A former IKEA worker tells us how some tips for making your jaunt through furniture Legoland more enjoyable and efficient.

1. IKEA lives on add-on sales, and where they make their money. The stores are designed to get you though every department, but there are shortcuts. Use them liberally; ask for the fastest way to where you need to go. There’s a ton of cheap stuff along the way for you to grab, and it adds up fast. Before you check out, evaluate what’s in your cart and if you really need/ want it and you’ll save a good chunk of cash. Also, in the first showroom area, avoid what’s called the ‘open the wallet’ area- tons of small, cool, cheap stuff you can grab- it gets you in the buying mood, and ‘opens your wallet’. Everything there is duplicated later on, so if you see something really cool, write it down and look for it later.

2. The 30-day return policy is (sort of) a lie. IKEA will generally return stuff like wal-mart (but should not be confused with that evil place), so keep receipts if at all possible. And if anything is wrong with the product, take it apart and bring it backw. Be sure to check the boxes for damage before you check out.

3. Go midweek, even in the evening. Particularly if you’re buying a lot of stuff. It’s slower, and coworkers are going to be more available and willing to help.

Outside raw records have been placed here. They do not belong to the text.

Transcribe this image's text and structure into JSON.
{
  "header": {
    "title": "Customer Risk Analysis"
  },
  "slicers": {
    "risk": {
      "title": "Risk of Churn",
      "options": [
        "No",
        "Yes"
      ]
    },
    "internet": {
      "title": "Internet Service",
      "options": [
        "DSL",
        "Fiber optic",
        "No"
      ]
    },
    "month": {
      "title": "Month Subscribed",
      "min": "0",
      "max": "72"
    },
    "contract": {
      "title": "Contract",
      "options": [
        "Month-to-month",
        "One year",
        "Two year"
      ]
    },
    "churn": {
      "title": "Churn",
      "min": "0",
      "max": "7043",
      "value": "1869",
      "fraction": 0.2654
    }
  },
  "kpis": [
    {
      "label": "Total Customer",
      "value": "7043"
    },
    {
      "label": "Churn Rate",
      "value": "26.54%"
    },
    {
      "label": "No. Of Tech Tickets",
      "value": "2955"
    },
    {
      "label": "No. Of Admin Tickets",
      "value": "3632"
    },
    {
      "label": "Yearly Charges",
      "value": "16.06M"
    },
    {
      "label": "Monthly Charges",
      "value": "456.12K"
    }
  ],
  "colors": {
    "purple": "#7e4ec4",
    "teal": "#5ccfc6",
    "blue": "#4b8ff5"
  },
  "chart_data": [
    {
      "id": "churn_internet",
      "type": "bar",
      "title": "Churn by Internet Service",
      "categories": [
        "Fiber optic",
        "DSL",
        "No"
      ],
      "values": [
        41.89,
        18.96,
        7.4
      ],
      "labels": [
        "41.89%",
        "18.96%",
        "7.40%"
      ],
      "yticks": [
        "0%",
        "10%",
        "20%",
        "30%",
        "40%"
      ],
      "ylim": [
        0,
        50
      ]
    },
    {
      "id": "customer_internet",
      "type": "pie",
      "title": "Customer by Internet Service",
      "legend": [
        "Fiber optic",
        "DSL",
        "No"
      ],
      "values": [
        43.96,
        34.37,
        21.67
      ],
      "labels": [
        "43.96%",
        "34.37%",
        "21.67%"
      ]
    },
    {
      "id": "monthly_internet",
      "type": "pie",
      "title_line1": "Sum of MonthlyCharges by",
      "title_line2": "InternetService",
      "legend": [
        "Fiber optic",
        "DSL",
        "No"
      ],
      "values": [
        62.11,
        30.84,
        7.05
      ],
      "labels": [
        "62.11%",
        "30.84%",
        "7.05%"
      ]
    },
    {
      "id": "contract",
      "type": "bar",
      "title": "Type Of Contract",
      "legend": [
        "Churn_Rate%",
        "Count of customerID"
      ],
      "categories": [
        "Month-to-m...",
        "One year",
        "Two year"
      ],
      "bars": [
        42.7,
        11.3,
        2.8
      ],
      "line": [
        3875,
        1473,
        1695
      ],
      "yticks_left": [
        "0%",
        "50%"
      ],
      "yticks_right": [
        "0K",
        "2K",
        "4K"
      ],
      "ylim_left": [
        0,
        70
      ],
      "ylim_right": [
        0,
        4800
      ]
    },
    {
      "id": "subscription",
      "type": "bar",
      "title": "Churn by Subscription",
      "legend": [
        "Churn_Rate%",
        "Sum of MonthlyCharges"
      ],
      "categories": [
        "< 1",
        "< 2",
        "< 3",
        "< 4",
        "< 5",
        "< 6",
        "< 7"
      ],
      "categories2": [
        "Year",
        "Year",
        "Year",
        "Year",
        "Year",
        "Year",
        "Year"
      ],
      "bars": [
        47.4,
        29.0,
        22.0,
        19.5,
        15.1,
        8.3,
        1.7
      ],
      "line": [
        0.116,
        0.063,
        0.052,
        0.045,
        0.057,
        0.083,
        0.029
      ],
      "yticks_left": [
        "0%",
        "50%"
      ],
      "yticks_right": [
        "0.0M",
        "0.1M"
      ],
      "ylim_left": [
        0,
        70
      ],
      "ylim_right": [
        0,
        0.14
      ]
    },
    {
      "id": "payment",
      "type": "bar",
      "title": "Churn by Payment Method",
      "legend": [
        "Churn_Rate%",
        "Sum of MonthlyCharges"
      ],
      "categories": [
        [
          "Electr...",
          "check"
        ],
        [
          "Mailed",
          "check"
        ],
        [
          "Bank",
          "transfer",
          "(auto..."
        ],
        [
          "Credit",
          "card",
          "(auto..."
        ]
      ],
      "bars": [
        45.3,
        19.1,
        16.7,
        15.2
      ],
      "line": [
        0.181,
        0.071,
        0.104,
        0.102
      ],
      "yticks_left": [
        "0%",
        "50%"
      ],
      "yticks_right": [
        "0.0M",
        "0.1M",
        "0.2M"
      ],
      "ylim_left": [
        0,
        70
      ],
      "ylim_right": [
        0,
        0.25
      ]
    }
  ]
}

4. IKEA sells tons of cheap crap, but the higher priced stuff is well worth the money, lasts for a long time and usually carries a warranty.

5. Just because something isn’t on the shelf doesn’t mean it’s not in stock. Note the article number shown on the tag, and find someone at an info station (or walking around) and have them look it up. If it’s out of stock, there is usually info on when it’s coming in. Note: most peons won’t know all of this, so if they don’t know or are confused, seek the almighty duty manager. They can find out (and might give you free stuff. Ask). If the item is truly out of stock, and there is no delivery info (which means it’s 4-6 weeks out, minimum), they can sell you the floor model, BUT at full retail price. At this point, be on your best behavior, and ask if there’s any way at all it can be discounted, because of that scratch or whatever (remember: be nice. If you’re a dick, they won’t help you after this). What can be done if you play your cards right is this: They’ll send you, item on flat cart, to the as-is department. While you’re on your way down, they’ll call and tell them Jane Doe is on her way with article 503.243.22 from the sales floor, and can you give them an as-is price on it? Once there, they’ll mark it down some for you and you’re good to go. NOTE: Once something becomes as-is, it’s just that- you can’t return it, no matter what, so make sure you want it.

6. If you’re buying lots of stuff (e.g., kitchens, home office, furnishing whole house): buy in stages. This way you can use your (friend’s) truck, instead of delivery (which is by the piece). Also, when pieces come up with missing parts or damaged, you’re already going back, so you don’t have to get all upset about making another trip. Also, when doing this, talk to a few people in (workIKEA, kitchens, whichever department) to get to know them and their knowledge of the product, so when you come back, you know who to talk to (when I worked in kitchens, a few customers asked my schedule for the next week so they’d come in when I was there. Not that I’m so great, it just meant I knew their order, what they were doing, and they wouldn’t explain every time they came in. It always turned out well for them).

7. Missing parts are the bane of everyone’s IKEA experience. The following steps are the best way to resolve this: A) Know what you need. Each screw, peg, etc, has a part number. This is found on the first page of the instructions. Also, each item has an 8 article number, printed right next to the bar code. Knowing these two numbers will save you tons of time.
B) call your local store. Do NOT speak with the operator; they usually won’t do you any good. Ask for either the department it’s from (Living rooms, kitchens, etc) or the recovery department.
C) Tell them the article number and they’ll look up the product, and can pull up its instructions (if you’re missing the instructions, they can also print them out and mail them to you), and the part number you need. They can then mail it to you.

8. If you’re having problems with a CSR (‘coworker’) politely ask to speak with the duty manager. They have to call them. Managers at IKEA usually live and breathe IKEA and will do anything to keep you happy. So get the manager, explain your situation, and they’ll bend over backwards for you.